Si de nombreux électeurs s'inquiètent de voir s'instaurer un gouvernement autoritaire qui rappellerait la dictature, d'autres ne voient pas d'autre solution et acceptent sereinement cette idée.

"Ce sont les bandes criminelles qui font la loi aujourd'hui au Brésil. Vous croyez qu'on a peur de voir les militaires au pouvoir ? Vu la situation, ce serait formidable !", déclare Kenyson Santos, un commerçant de Brasilia âgé de 24 ans.

"ORDRE ET SÉCURITÉ"

Un avis que ne partage pas Michael Albertus, politologue à l'université de Chicago, qui juge que le Brésil "vit un moment dangereux". "Un gouvernement Bolsonaro laisserait carte blanche aux militaires dans des tas de domaines", dit-il.

En 2013, des millions de Brésiliens étaient descendus dans les rues pour dénoncer la pression fiscale, le naufrage des services publics et la corruption. L'année suivante, la candidate de gauche Dilma Rousseff avait battu de peu à la présidentielle son adversaire conservateur.

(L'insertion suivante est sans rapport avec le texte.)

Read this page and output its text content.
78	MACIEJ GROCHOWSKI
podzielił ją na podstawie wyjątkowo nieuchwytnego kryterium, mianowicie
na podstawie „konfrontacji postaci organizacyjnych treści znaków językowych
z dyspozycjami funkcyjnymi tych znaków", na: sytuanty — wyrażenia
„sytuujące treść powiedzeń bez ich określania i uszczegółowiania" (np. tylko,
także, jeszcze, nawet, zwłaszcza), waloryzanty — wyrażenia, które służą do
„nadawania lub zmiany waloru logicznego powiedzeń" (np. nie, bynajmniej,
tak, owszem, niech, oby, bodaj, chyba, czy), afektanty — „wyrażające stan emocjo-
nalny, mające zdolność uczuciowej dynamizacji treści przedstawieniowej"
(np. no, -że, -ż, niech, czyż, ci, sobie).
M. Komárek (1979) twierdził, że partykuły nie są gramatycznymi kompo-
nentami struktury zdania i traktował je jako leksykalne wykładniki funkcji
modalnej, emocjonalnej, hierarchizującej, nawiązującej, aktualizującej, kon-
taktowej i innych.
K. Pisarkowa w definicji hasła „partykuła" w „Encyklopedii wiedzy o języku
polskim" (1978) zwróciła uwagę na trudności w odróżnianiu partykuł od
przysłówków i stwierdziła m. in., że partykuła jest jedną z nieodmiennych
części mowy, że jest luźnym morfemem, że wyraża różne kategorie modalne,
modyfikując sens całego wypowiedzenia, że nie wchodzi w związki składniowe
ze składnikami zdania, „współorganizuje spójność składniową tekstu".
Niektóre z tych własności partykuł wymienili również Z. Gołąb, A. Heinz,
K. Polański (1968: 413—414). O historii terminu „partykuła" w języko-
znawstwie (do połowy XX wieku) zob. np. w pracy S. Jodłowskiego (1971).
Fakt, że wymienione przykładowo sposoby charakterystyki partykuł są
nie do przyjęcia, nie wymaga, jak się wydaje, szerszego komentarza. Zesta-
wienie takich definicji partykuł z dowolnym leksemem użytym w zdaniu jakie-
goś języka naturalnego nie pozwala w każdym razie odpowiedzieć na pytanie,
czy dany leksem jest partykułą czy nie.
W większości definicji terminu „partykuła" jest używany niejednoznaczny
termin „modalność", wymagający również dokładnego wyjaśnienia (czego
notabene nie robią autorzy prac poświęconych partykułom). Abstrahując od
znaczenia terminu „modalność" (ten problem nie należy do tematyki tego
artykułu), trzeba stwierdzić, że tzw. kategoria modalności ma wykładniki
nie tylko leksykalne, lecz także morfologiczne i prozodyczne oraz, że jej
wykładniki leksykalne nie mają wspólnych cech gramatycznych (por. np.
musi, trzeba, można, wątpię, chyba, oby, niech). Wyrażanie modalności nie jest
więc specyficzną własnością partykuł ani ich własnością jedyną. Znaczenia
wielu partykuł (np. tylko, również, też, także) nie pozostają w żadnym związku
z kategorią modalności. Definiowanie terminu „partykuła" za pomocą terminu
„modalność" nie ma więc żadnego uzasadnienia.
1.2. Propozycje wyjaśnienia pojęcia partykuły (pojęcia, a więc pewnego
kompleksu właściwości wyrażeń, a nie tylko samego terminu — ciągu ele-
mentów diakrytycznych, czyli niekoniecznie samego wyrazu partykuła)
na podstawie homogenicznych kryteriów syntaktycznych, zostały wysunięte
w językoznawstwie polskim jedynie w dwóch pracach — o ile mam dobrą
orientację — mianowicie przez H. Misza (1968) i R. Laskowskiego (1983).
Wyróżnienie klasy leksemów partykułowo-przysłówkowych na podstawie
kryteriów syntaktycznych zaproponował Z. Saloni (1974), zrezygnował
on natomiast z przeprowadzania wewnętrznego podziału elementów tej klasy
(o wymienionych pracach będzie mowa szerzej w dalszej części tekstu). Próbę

Moins de deux ans plus tard, elle était destituée pour avoir maquillé les comptes publics. Une vaste campagne anti-corruption a ensuite fait tomber de nombreux hommes politiques et hommes d'affaires, sur fond de récession économique.

C'était l'occasion pour Jair Bolsonaro, député depuis 1990 mais qui n'avait jusqu'alors guère fait parler de lui, sauf pour ses "sorties" polémiques, de se présenter comme le candidat des "honnêtes gens", avides d'ordre et de sécurité.

Il s'est d'abord tourné vers le général en retraite Oswaldo Ferreira, ancien chef du corps du génie de l'armée brésilienne. Les deux hommes se sont connus à l'Ecole militaire d'Agulhas Negras.

Ferreira a ensuite "recruté" Heleno, qui en 2004 avait aidé à écraser les bandes criminelles en Haïti, alors qu'il commandait les casques bleus de l'Onu sur place.

Parmi les autres conseillers de Bolsonaro issus de l'armée, le général à la retraite Paulo Chagas n'a pas réussi ce mois-ci à devenir gouverneur de Brasilia. Aujourd'hui, Chagas prédit la victoire de Bolsonaro et assure que les "fauteurs de troubles", notamment les "corrompus", ont vraiment du souci à se faire.

"QUELQUE CHOSE DANS L'AIR"

Le langage martial de ces militaires à la retraite, reconvertis en politique, inquiète des groupes de défense des droits de l'homme.

"J'ai connu la dictature. Au fond de moi, je commence à ressentir quelque chose de comparable, une atmosphère, quelque chose dans l'air", déclare sous le sceau de l'anonymat un responsable gouvernemental chargé des questions de sécurité. "C'est la pire des situations que je pouvais imaginer."

A l'Imperial Hotel, deux membres du "groupe de Brasilia", Ferreira et Alessio Ribeiro Souto, qui pourrait devenir ministre de l'Education, tiennent à souligner qu'ils ne sont que des conseillers techniques aux ordres de Bolsonaro.

Ferreira, qui a quitté l'armée en 2017, a passé sa carrière militaire à construire des routes et des ponts, principalement dans la forêt amazonienne. Une des priorités d'un gouvernement Bolsonaro, dit-il, sera de mener à bien les centaines de projets abandonnés par les précédents gouvernements.

Quant à Souto, s'il prend le portefeuille de l'Education, il entend que le créationnisme soit enseigné dans les écoles au même titre que la théorie de l'évolution, ce qui ne peut que réjouir les chrétiens conservateurs qui constituent une bonne partie de l'électorat du PSL et de ses alliés.

Il souhaite aussi que la période de 1964 à 1985 ne soit plus présentée dans les livres d'histoire comme celle de la "dictature" mais comme celle de "la bataille contre le communisme".

"Ce n'est que par la démocratie que nous pouvons obtenir la paix et l'harmonie. Et les piliers de cette démocratie, ce sont la liberté, la vérité, le courage et la moralité", martèle-t-il.